Michel Hazanavicius et Jean Dujardin partagent évidemment l'aventure OSS 117 (Le Caire, nid d'espions et Rio ne répond plus). L'acteur fut quand même surpris quand le réalisateur lui a soumis l'idée d'un film muet en noir et blanc dont le cadre serait celui du cinéma hollywoodien de la fin des années 20. Le récit s'attarde à décrire le parcours d'une star du cinéma muet qui sombrera dans l'oubli presque du jour au lendemain quand arrivent les films parlants. Et qui voit la carrière d'une jeune starlette (Bérénice Bejo) démarrer en flèche.

«Michel aime la nostalgie au cinéma, mais j'avoue avoir quand même trouvé son idée un peu farfelue au départ, concède l'acteur. Mais il était tenace! J'ai lu le scénario et j'ai été fort intéressé. J'ai dit à Michel que j'étais bien prêt à rêver avec lui, mais qui diable va nous appuyer dans cette démarche? La rencontre avec le producteur Thomas Langmann fut déterminante. C'est grâce à lui si The Artist existe aujourd'hui.»

Une expérience unique

À partir du moment où le feu vert a été donné, l'acteur s'est «rassuré» en se nourrissant beaucoup du cinéma des années 20 et 30. Il s'est aussi mis à l'apprentissage de la danse à claquettes. «Tout y est joué au premier degré, fait-il remarquer.
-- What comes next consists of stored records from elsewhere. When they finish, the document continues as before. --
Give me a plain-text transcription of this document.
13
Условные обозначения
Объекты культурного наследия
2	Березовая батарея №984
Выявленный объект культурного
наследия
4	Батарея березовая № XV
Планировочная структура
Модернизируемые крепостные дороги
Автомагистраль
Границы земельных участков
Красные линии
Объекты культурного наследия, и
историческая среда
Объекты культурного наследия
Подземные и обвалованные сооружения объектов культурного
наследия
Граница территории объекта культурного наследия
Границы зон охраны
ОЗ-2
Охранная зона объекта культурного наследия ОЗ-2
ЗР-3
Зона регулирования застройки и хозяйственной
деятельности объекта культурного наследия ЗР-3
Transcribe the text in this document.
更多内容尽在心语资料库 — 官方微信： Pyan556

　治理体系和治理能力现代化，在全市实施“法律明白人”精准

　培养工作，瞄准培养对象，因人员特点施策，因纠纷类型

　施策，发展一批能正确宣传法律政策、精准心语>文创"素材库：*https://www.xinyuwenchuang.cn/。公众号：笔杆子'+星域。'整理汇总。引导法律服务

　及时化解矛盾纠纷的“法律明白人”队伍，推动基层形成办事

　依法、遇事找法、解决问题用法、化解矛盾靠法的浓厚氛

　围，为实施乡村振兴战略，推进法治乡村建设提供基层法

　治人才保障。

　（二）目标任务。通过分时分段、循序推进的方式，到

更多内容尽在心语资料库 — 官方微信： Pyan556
On se laisse porter par l'émotion brute.»

Pour vivre à plein l'expérience, Jean Dujardin a refusé de voir le film avant sa présentation au Festival de Cannes. «Je n'avais pas encore vu The Artist dans sa forme finale, mais je savais quand même que Michel ne l'avait pas raté, parce que même s'il est très accessible, ce film lui est très personnel. J'ai vécu un moment formidable, un vrai plaisir de spectateur!»
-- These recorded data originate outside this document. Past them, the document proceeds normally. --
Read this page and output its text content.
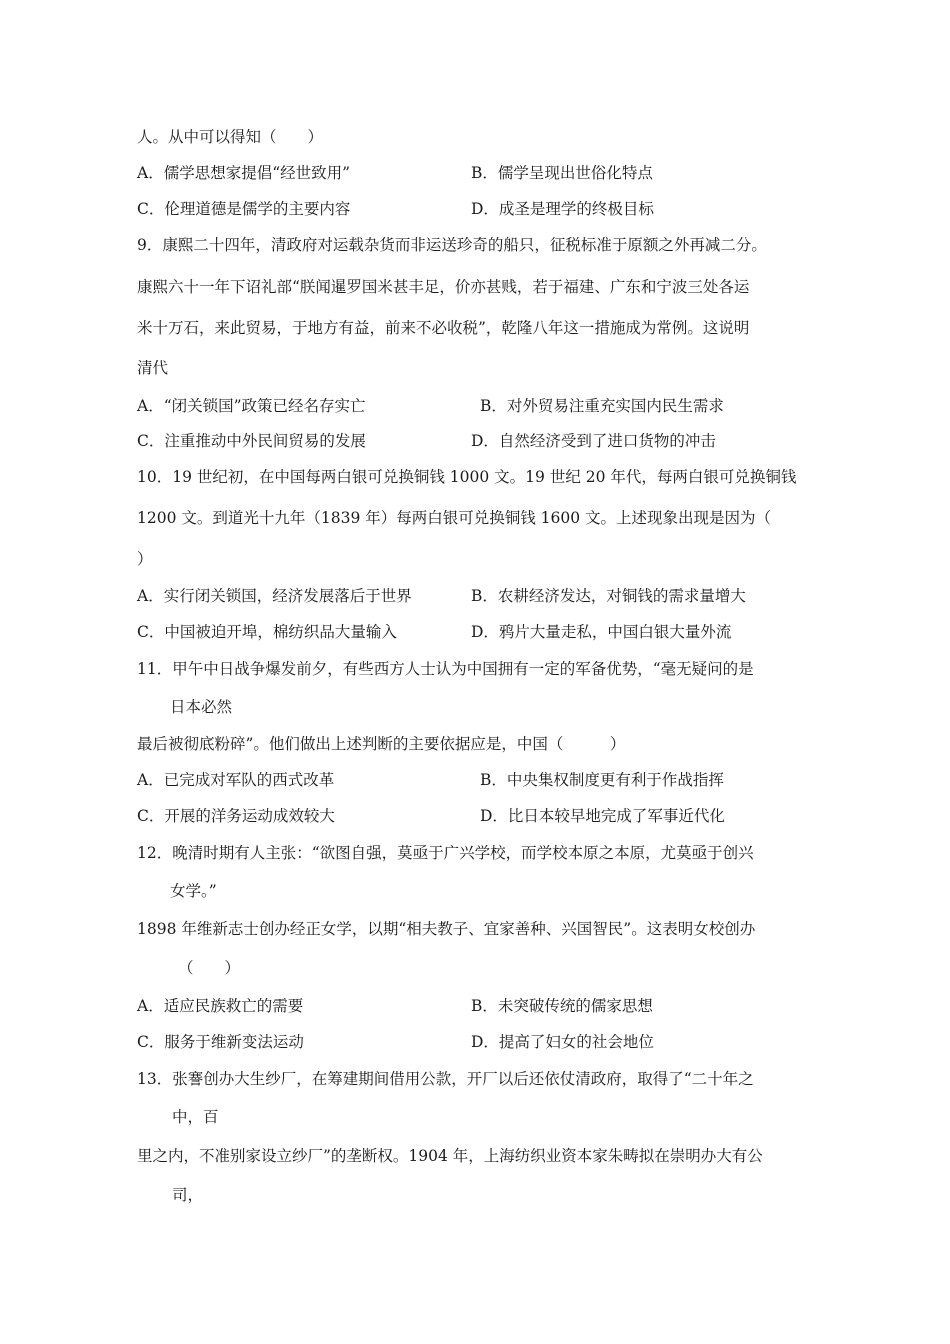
人。从中可以得知（　　）
A．儒学思想家提倡“经世致用”	B．儒学呈现出世俗化特点
C．伦理道德是儒学的主要内容	D．成圣是理学的终极目标
9．康熙二十四年，清政府对运载杂货而非运送珍奇的船只，征税标准于原额之外再减二分。
康熙六十一年下诏礼部“朕闻暹罗国米甚丰足，价亦甚贱，若于福建、广东和宁波三处各运
米十万石，来此贸易，于地方有益，前来不必收税”，乾隆八年这一措施成为常例。这说明
清代
A．“闭关锁国”政策已经名存实亡	B．对外贸易注重充实国内民生需求
C．注重推动中外民间贸易的发展	D．自然经济受到了进口货物的冲击
10．19 世纪初，在中国每两白银可兑换铜钱 1000 文。19 世纪 20 年代，每两白银可兑换铜钱
1200 文。到道光十九年（1839 年）每两白银可兑换铜钱 1600 文。上述现象出现是因为（
）
A．实行闭关锁国，经济发展落后于世界	B．农耕经济发达，对铜钱的需求量增大
C．中国被迫开埠，棉纺织品大量输入	D．鸦片大量走私，中国白银大量外流
11．甲午中日战争爆发前夕，有些西方人士认为中国拥有一定的军备优势，“毫无疑问的是
日本必然
最后被彻底粉碎”。他们做出上述判断的主要依据应是，中国（　　　）
A．已完成对军队的西式改革	B．中央集权制度更有利于作战指挥
C．开展的洋务运动成效较大	D．比日本较早地完成了军事近代化
12．晚清时期有人主张：“欲图自强，莫亟于广兴学校，而学校本原之本原，尤莫亟于创兴
女学。”
1898 年维新志士创办经正女学，以期“相夫教子、宜家善种、兴国智民”。这表明女校创办
（　　）
A．适应民族救亡的需要	B．未突破传统的儒家思想
C．服务于维新变法运动	D．提高了妇女的社会地位
13．张謇创办大生纱厂，在筹建期间借用公款，开厂以后还依仗清政府，取得了“二十年之
中，百
里之内，不准别家设立纱厂”的垄断权。1904 年，上海纺织业资本家朱畴拟在崇明办大有公
司，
Depuis The Artist, Jean Dujardin a tourné Les infidèles, un film à sketches dans lequel il participe au segment réalisé par l'acteur Gilles Lellouche. Il sera aussi la tête d'affiche de Mobius, un film d'espionnage réalisé par Éric Rochant.

Jean Dujardin devra sans doute aussi prévoir une petite escale à Hollywood aux alentours du 26 février.

«Les Oscars, je ne peux rien dire là-dessus. Ce sont les gens qui parlent, pas moi!»

The Artist prend l'affiche le 9 décembre.